Galip Devletlerin İstanbul Hükümetini B. M. M.’nden bir delegasyon ile Sevres anlaşmasında yapılacak değişiklik için Londra’ya davet etmeleri üzerine, 20 Ocak 1921 tarihli Teşkilâtı Esasiye Kanunu'nun ilânı, onların zorıyla atılan ikinci adım oldu. Kanunun 3. üncü maddesinde şu husus belirleniyordu : “Türkiye Devleti Büyük Millet Meclisi tarafından idare olunur ve hükümeti “Türkiye Büyük Millet Meclisi Hükümeti" unvanını taşır”[11]. Bu sayede Mustafa Kemal Hariciye Vekili Bekir Sami’nin Misakı Millî’ye ait istekleri açıklayabilmesini ve Sadrazam Tevfik Paşanın ayni zamanda Sultan Hükümeti adına konuşmak üzere katılmasını sağlamış oldu[12].
Üçüncü adıma yine Devletler zorladılar. Mudanya Mütarekesini yalnız Ankara Hükûmetile imzaladıkları halde, Lozan Barış Konferansına Sultan Hükümetini de davet ettiler. Bu durumda B. M. Μ., İstanbul’daki şeklî hükümeti 16 Mart 1336/1920’den itibaren ve ebediyen tarihe müntakil addeylediğine dair anmağa değer kararını verdi[13]. İç ve dış politika sebeplerinden dolayı Mustafa Kemal, halifeliğin sürdürülmesine geçici olarak müsaade etti; fakat bir nevi şeriat üzerine bilgili kişilerin, halifeye haklar verilmesini deneyecekleri önceden bilindiği halde, gerçekten herhangi bir egemenlik yetkisine sahip değildi. Bunun sonucunda beliren kuşkuları Mustafa Kemal 16 Ocak 1923 günlü basın toplantısında pek mühim beyanatıyle giderdi[14]. Konuşmasının bir yerinde şunları söyledi: “Ankara pek alâ merkez olabilir, esasen hadisât da orasını merkez yapmıştır... Cumhuriyet şimdi mevzû-ı bahis değildir”[15].

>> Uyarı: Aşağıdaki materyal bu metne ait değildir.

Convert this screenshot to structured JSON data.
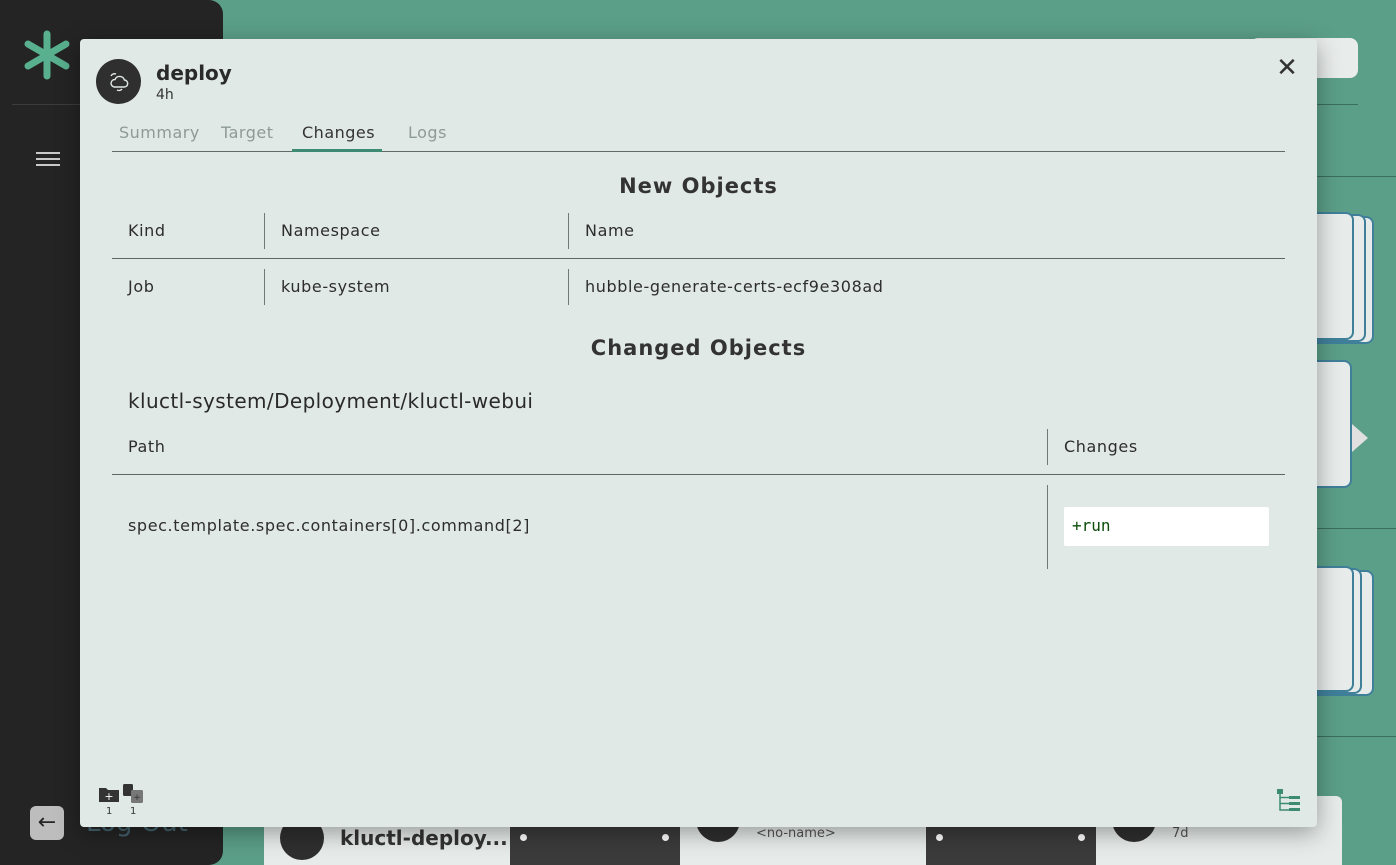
{
  "background": {
    "logout_label": "Log Out",
    "bottom_card_name": "kluctl-deploy...",
    "bottom_no_name": "<no-name>",
    "bottom_age": "7d"
  },
  "modal": {
    "title": "deploy",
    "subtitle": "4h",
    "tabs": [
      {
        "label": "Summary"
      },
      {
        "label": "Target"
      },
      {
        "label": "Changes"
      },
      {
        "label": "Logs"
      }
    ],
    "active_tab": "Changes",
    "new_objects": {
      "title": "New Objects",
      "columns": [
        "Kind",
        "Namespace",
        "Name"
      ],
      "rows": [
        {
          "kind": "Job",
          "namespace": "kube-system",
          "name": "hubble-generate-certs-ecf9e308ad"
        }
      ]
    },
    "changed_objects": {
      "title": "Changed Objects",
      "object_ref": "kluctl-system/Deployment/kluctl-webui",
      "columns": [
        "Path",
        "Changes"
      ],
      "rows": [
        {
          "path": "spec.template.spec.containers[0].command[2]",
          "change": "+run"
        }
      ]
    },
    "footer": {
      "new_count": "1",
      "changed_count": "1"
    }
  },
  "colors": {
    "accent": "#3e8b74",
    "background": "#5b9f88",
    "sidebar": "#242424",
    "modal": "#e1e9e6",
    "diff_added": "#0a4d0a"
  }
}
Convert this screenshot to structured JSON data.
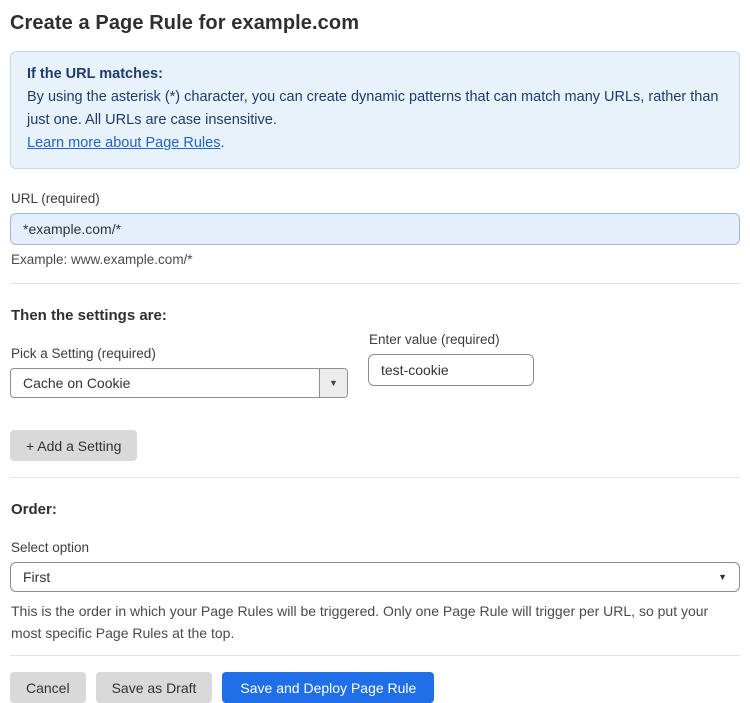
{
  "page": {
    "title": "Create a Page Rule for example.com"
  },
  "info_box": {
    "heading": "If the URL matches:",
    "body": "By using the asterisk (*) character, you can create dynamic patterns that can match many URLs, rather than just one. All URLs are case insensitive.",
    "link_label": "Learn more about Page Rules",
    "link_suffix": "."
  },
  "url_field": {
    "label": "URL (required)",
    "value": "*example.com/*",
    "example": "Example: www.example.com/*"
  },
  "settings": {
    "heading": "Then the settings are:",
    "setting_label": "Pick a Setting (required)",
    "setting_selected": "Cache on Cookie",
    "value_label": "Enter value (required)",
    "value": "test-cookie",
    "add_button_label": "+ Add a Setting"
  },
  "order": {
    "heading": "Order:",
    "select_label": "Select option",
    "selected_option": "First",
    "help_text": "This is the order in which your Page Rules will be triggered. Only one Page Rule will trigger per URL, so put your most specific Page Rules at the top."
  },
  "footer": {
    "cancel_label": "Cancel",
    "save_draft_label": "Save as Draft",
    "save_deploy_label": "Save and Deploy Page Rule"
  },
  "icons": {
    "dropdown_arrow": "▼"
  },
  "colors": {
    "accent_blue": "#1f6fe8",
    "info_box_bg": "#e8f2fb",
    "info_box_border": "#bcd9f1",
    "info_text": "#1e3c6e",
    "link_blue": "#2563c4",
    "url_input_bg": "#e5eefb",
    "url_input_border": "#a2b8d8",
    "gray_button_bg": "#d9d9d9"
  }
}
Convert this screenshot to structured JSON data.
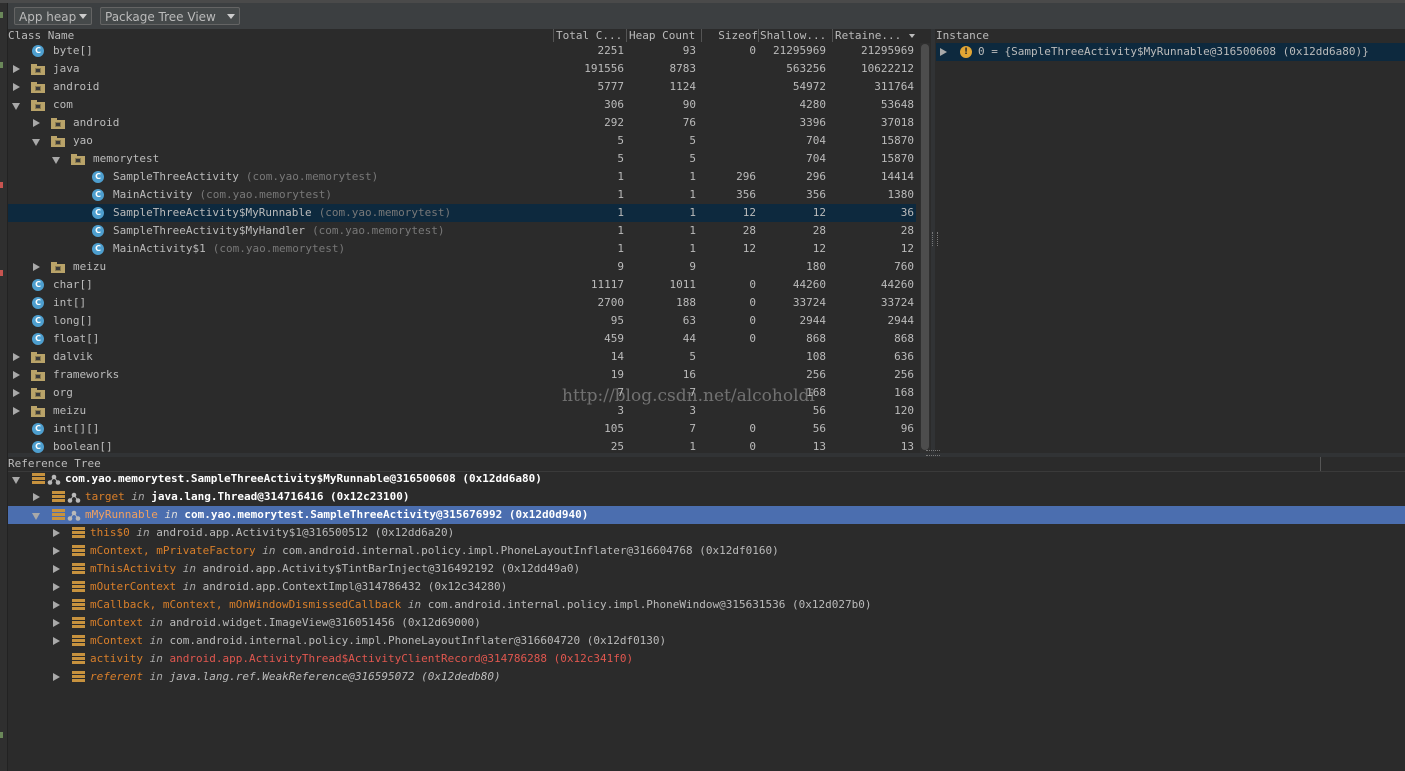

Ancak Lozan Barış Andlaşmasının imzalanmasından sonra Mustafa Kemal önce güvendiği bir çevrede, Türkiye, Cumhuriyet usulü ile idare olunur bir halk devletidir[16], ondan sonra Muhabir Hans Lazar’ın ricası üzerine yapılan görüşmede; Ankara Türkiye Cumhuriyetinin payitahtıdır, şeklinde açık ifadelerde bulunmuştur[17]. Bu cümlelerin kapsadığı programı Türk millî ordusu İstanbul’a girdikten sonra iki aşamada uyguladı:
1 —13 Ekim 1923: Türkiye Devletinin makam idaresi, Ankara şehridir (27 sayılı karar) ;
2 —29 Ekim 1923: Türkiye Devletinin şekli hükümeti Cumhuriyettir (364 sayılı kanun).
1927 tarihli büyük Nutkunda Cumhuriyetin ilânının nekadar dramatik bir tarzda olduğunu ve B. M. M. görüşmelerinin sonunu ne ustalıkla bir karara bağladığını ayrıntılarıyle anlatıyor. 28 Ekimde arkadaşlarına: Yarın Cumhuriyet ilân edeceğiz[18], demek için milletvekillerinin Fethi Kabinesinin çekilmesinden sonraki kararsızlıklarından yararlandı. Halk Fırkası grupunun toplantısında önce bulunmadığı sırada, birçok milletvekilleri dahilen ve haricen kuvvetli bir hükümete kesin ihtiyaç olduğu üzerinde durdular[19]. İçeriye davet olunduğunda, şimdiye kadar kuvvetli bir hükümet kurulmasının, vekillerin her birinin B. M. M. tarafından seçilmesini gerektiren kanunla engellenmiş olduğuna onları inandırdı[20]. İsmet Paşa ile birlikte hazırladığı kanun lâyiha müsveddesile bu şöyle değişecekti:[21] “B.M.Μ., Cumhurbaşkanını ve o, kabinesini kendisi kuracak olan Başvekili seçer”. Bu teklif kısa bir görüşmeden sonra kabul edildi ve buna göre hemen Muştala Kemal oy birliğiyle Cumhurbaşkanlığına seçildi. Bir söylevle teşekkür ederken şunları söyledi: “... Türkiye Devletinin ... mahiyeti beynelmilel marûf unvanile yadedildi... Milletimiz haiz olduğu evsaf ve liyakatini hükümetinin yeni ismile, cihanı medeniyete daha çok sühuletle izhara muvaffak olacaktır... Milletin teveccühünü daima noktai istinat telâkki ederek hep beraber ileriye gideceğiz”[22].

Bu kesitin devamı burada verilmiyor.